Frequently asked questions
- What is a strangle on FSMB?
- A strangle on FSMB is the strangle strategy applied to FSMB (etf). The strategy is structurally neutral / high-volatility (long premium, OTM): A long strangle buys an OTM call and an OTM put at offset strikes, cheaper than a straddle but requiring a larger underlying move to profit since both wings start out-of-the-money. With FSMB etf trading near $19.95, the strikes shown on this page are snapped to the nearest listed FSMB chain strike and the premiums come straight from the end-of-day bid/ask midpoint.
- How are FSMB strangle max profit and max loss calculated?
- Upside max profit is unbounded; downside max profit is bounded at the put strike minus the combined debit (reached at zero). Max loss equals the combined debit times 100 (reached anywhere between the two OTM strikes). Two breakevens at call-strike plus debit and put-strike minus debit. For the FSMB strangle priced from the end-of-day chain at a 30-day expiry (ATM IV 34.60%), the computed maximum profit is unbounded per contract and the computed maximum loss is -$109.00 per contract. Live intraday quotes will differ as the chain moves through the trading session.

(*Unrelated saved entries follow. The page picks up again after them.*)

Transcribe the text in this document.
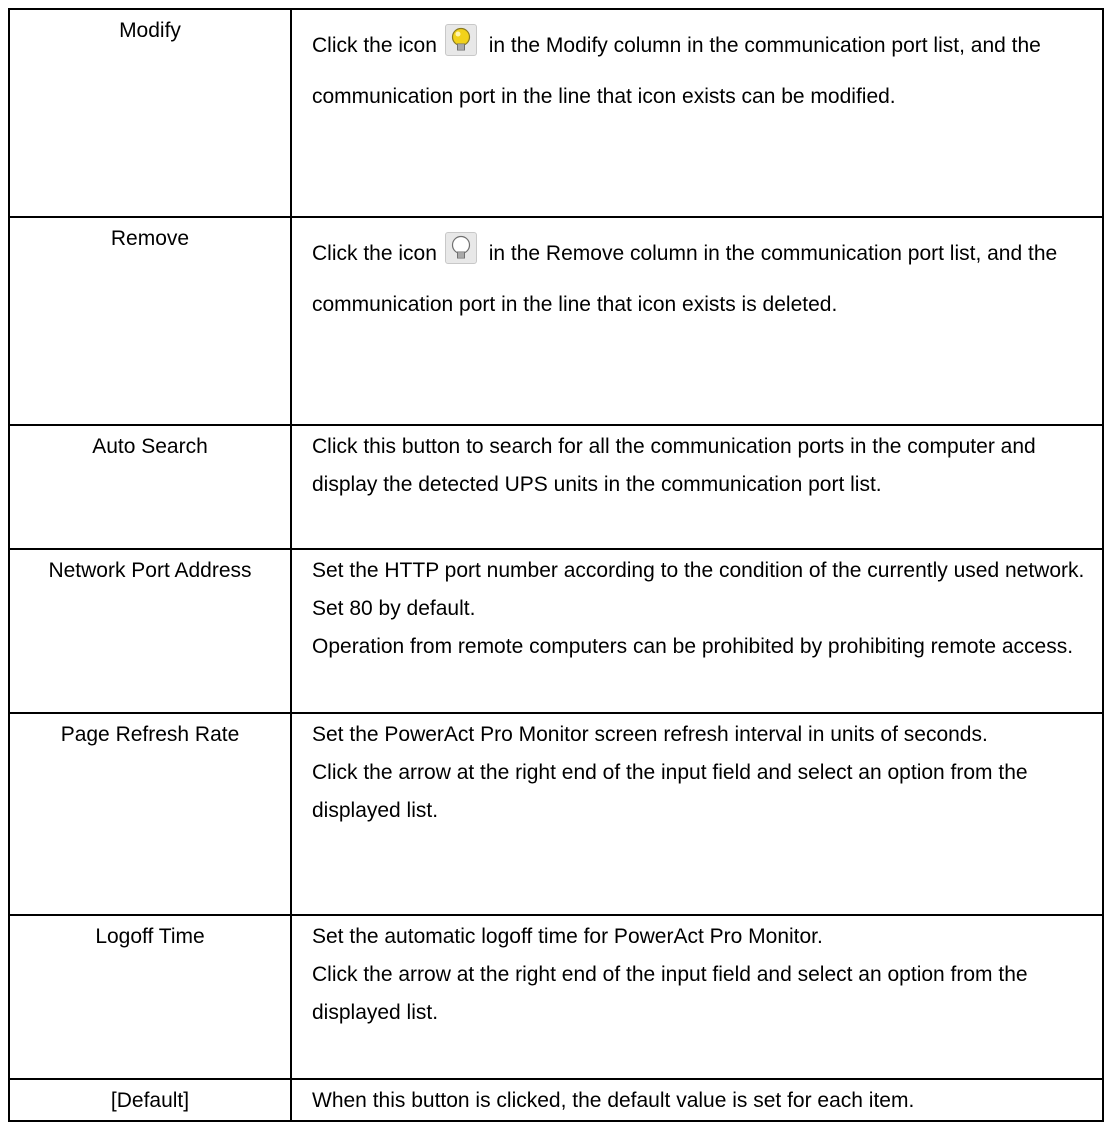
Modify	Click the icon
in the Modify column in the communication port list, and the communication port in the line that icon exists can be modified.

Remove	Click the icon
in the Remove column in the communication port list, and the communication port in the line that icon exists is deleted.

Auto Search	Click this button to search for all the communication ports in the computer and display the detected UPS units in the communication port list.

Network Port Address	Set the HTTP port number according to the condition of the currently used network.　Set 80 by default.
Operation from remote computers can be prohibited by prohibiting remote access.

Page Refresh Rate	Set the PowerAct Pro Monitor screen refresh interval in units of seconds.
Click the arrow at the right end of the input field and select an option from the displayed list.

Logoff Time	Set the automatic logoff time for PowerAct Pro Monitor.
Click the arrow at the right end of the input field and select an option from the displayed list.

[Default]	When this button is clicked, the default value is set for each item.
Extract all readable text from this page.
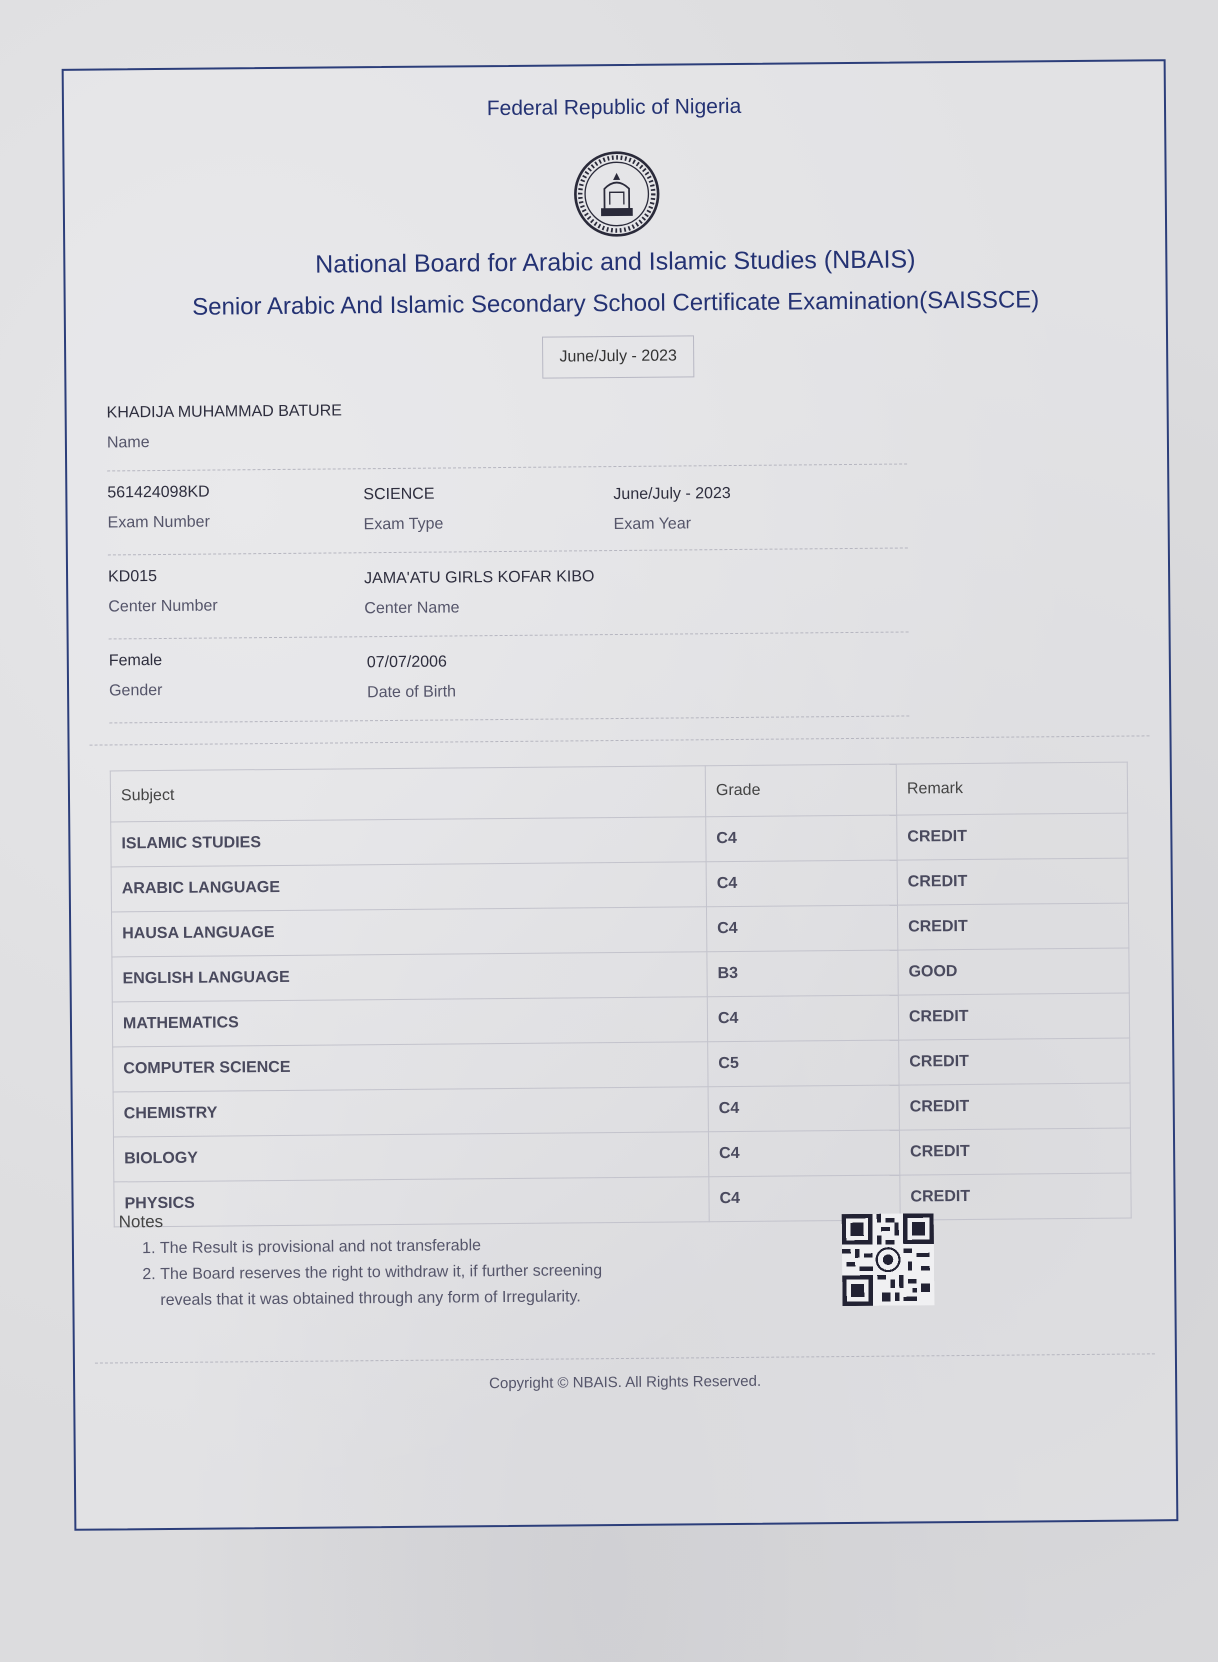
Federal Republic of Nigeria
National Board for Arabic and Islamic Studies (NBAIS)
Senior Arabic And Islamic Secondary School Certificate Examination(SAISSCE)
June/July - 2023
KHADIJA MUHAMMAD BATURE
Name
561424098KD
Exam Number
SCIENCE
Exam Type
June/July - 2023
Exam Year
KD015
Center Number
JAMA'ATU GIRLS KOFAR KIBO
Center Name
Female
Gender
07/07/2006
Date of Birth
Subject	Grade	Remark
ISLAMIC STUDIES	C4	CREDIT
ARABIC LANGUAGE	C4	CREDIT
HAUSA LANGUAGE	C4	CREDIT
ENGLISH LANGUAGE	B3	GOOD
MATHEMATICS	C4	CREDIT
COMPUTER SCIENCE	C5	CREDIT
CHEMISTRY	C4	CREDIT
BIOLOGY	C4	CREDIT
PHYSICS	C4	CREDIT
Notes
1. The Result is provisional and not transferable
2. The Board reserves the right to withdraw it, if further screening reveals that it was obtained through any form of Irregularity.
Copyright © NBAIS. All Rights Reserved.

- What is the breakeven for a FSMB strangle?
- The breakeven for the FSMB strangle priced on this page is roughly $17.91 and $22.09 at expiration, derived from end-of-day chain premiums. Breakeven is the underlying price at which the strategy's P&L crosses zero ignoring transaction costs and assignment risk. The current FSMB market-implied 1-standard-deviation expected move is approximately 9.92%; if the move sits well outside the breakeven distance, the structure's risk-reward becomes correspondingly tighter.
- When should you consider a strangle on FSMB?
- Strangles on FSMB are the cheaper cousin of the straddle - traders use them when they want a large directional move but are willing to give up the inner-strike sensitivity in exchange for a lower up-front debit on the FSMB chain.
- How does current FSMB implied volatility affect this strangle?
- FSMB ATM IV is at 34.60% with IV rank near 9.13%, which is on the low end of its 1-year range. Premium-buying structures (long call, long put, debit spreads) are relatively cheap in this regime; premium-selling structures collect less credit per unit risk.